On March 8 Malaysia Airlines (KLSE: MAS) vanished from radar screens after a customary hand off from controller to controller. The flight then deviated from its planned course, its final destination unknown.
Despite an international search for the plane, involving, at its peak, a half-dozen nations, the fate of MH370 is a mystery that still eludes us. In the absence of an official — satisfying story — that ends with the wreckage being found, conspiracy theories have emerged with attempts to explain the fate of the aircraft and its crew.
It’s natural human tendency to try and explain-away something when the evidence isn’t available, or if things just don’t add up.
The conspiracy theories range from outlandish, to shockingly logical. Here’s a round-up of some of the most interesting:
Russian special forces hijacked MH370
A Russian takeover of the plane is the most recent theory to explain the disappearance, appearing in an article by technology writer and Popular Mechanics editor Jeff Wise published in New York magazine.
Wise hypothesizes that highly trained Russian operatives broke into the plane’s electronics bay — which is accessible from the first class cabin — and hacked the plane’s satellite transponder to feed to the receiving satellites false information to make it look like the plane was headed to the Indian Ocean. Then the operatives hijacked the plane, flying it north into Kazakhstan landing it at the Baikonur Cosmodrome.
While this theory might seem compelling, especially since another Malaysia Airlines plane was shot down by Russian backed and trained rebels in Ukraine, the technical challenge of spoofing the plane’s location borders on impossible. The planes electronics system has its own safeguards to prevent things like this from happening, so the attackers would have had to have a very intimate — binary-level — knowledge of the system’s firmware and likely a mole inside the companies that designed the systems.

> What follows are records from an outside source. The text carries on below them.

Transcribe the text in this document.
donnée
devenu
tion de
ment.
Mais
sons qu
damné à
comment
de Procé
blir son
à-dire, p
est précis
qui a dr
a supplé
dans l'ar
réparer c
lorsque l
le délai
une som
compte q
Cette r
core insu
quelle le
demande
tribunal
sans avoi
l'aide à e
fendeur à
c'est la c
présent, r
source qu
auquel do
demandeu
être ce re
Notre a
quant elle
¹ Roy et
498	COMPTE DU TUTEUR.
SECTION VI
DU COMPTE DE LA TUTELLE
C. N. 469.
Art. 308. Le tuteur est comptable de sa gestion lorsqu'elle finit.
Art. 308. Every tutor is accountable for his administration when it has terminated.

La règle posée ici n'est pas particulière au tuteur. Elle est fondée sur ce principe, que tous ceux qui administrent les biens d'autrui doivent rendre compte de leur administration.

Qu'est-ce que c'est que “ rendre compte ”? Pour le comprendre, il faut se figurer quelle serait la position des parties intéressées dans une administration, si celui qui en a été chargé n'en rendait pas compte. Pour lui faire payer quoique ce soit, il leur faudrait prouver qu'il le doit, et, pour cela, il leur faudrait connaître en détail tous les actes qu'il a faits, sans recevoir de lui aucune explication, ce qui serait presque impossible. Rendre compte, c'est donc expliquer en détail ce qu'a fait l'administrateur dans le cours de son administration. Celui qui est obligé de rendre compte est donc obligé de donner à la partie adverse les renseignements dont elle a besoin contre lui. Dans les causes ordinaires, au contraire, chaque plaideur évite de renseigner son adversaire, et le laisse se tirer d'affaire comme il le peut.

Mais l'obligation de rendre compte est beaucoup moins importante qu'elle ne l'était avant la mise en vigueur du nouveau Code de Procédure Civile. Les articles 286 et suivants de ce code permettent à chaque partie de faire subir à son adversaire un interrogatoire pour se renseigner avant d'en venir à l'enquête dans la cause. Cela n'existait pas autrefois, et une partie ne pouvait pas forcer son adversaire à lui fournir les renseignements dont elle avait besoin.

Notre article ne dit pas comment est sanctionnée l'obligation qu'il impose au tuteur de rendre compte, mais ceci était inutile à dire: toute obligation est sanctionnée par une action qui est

But such a sophisticated attack would need to have an endgame with a big payoff. What exactly would Russia want with a 777? Perhaps one of its passengers had secrets worth stealing?
US military shot down MH370
One of the other conspiracy theories in the unlikely folder is that MH370’s fate ended with the impact of a missile from the US military.
Within the area in the Indian Ocean where MH370 could have likely disappeared lies the island Diego Garcia and a US military base. This conspiracy theory holds that MH370 was hijacked and the hijackers planned for a Kamikazee-like mission to crash the plane into the base. However their mission failed when the US military shot the plane down.
The most obvious problem with this theory is the lack of wreckage. Shooting down an airplane would make a big mess and to this day wreckage has yet to be found. Even if military operatives managed to clean up most of the wreckage it would be a herculean task to get absolutely everything without anyone noticing.
A cockpit fire took down MH370
One of the most logical of the conspiracy theories is that an electrical fire in the cockpit caused the plane to crash. The crew would have been too distracted trying to fight the fire to radio for help. Eventually, the theory purports, the crew would have died of smoke inhalation causing the plane to crash into the ocean.
Like a US military shootdown theory, the lack of wreckage means that such an event is unlikely.
Will we ever know what happened to MH370?
Without a doubt the fate of MH370 is the greatest aviation mystery of our time. Though conspiracy theories like those above are based in more fallacy than fact, there are so many things that don’t add up — and seem nearly impossible — that give those theories creedance.
Consider the fact that an independent report released on the anniversary of the crash said that the battery in the plane’s blackbox had expired almost a year before the plane disappeared. Things like this raise questions: was this the product of sloppy maintenance? Or part of an elaborate plan to keep the fate of MH370 sealed?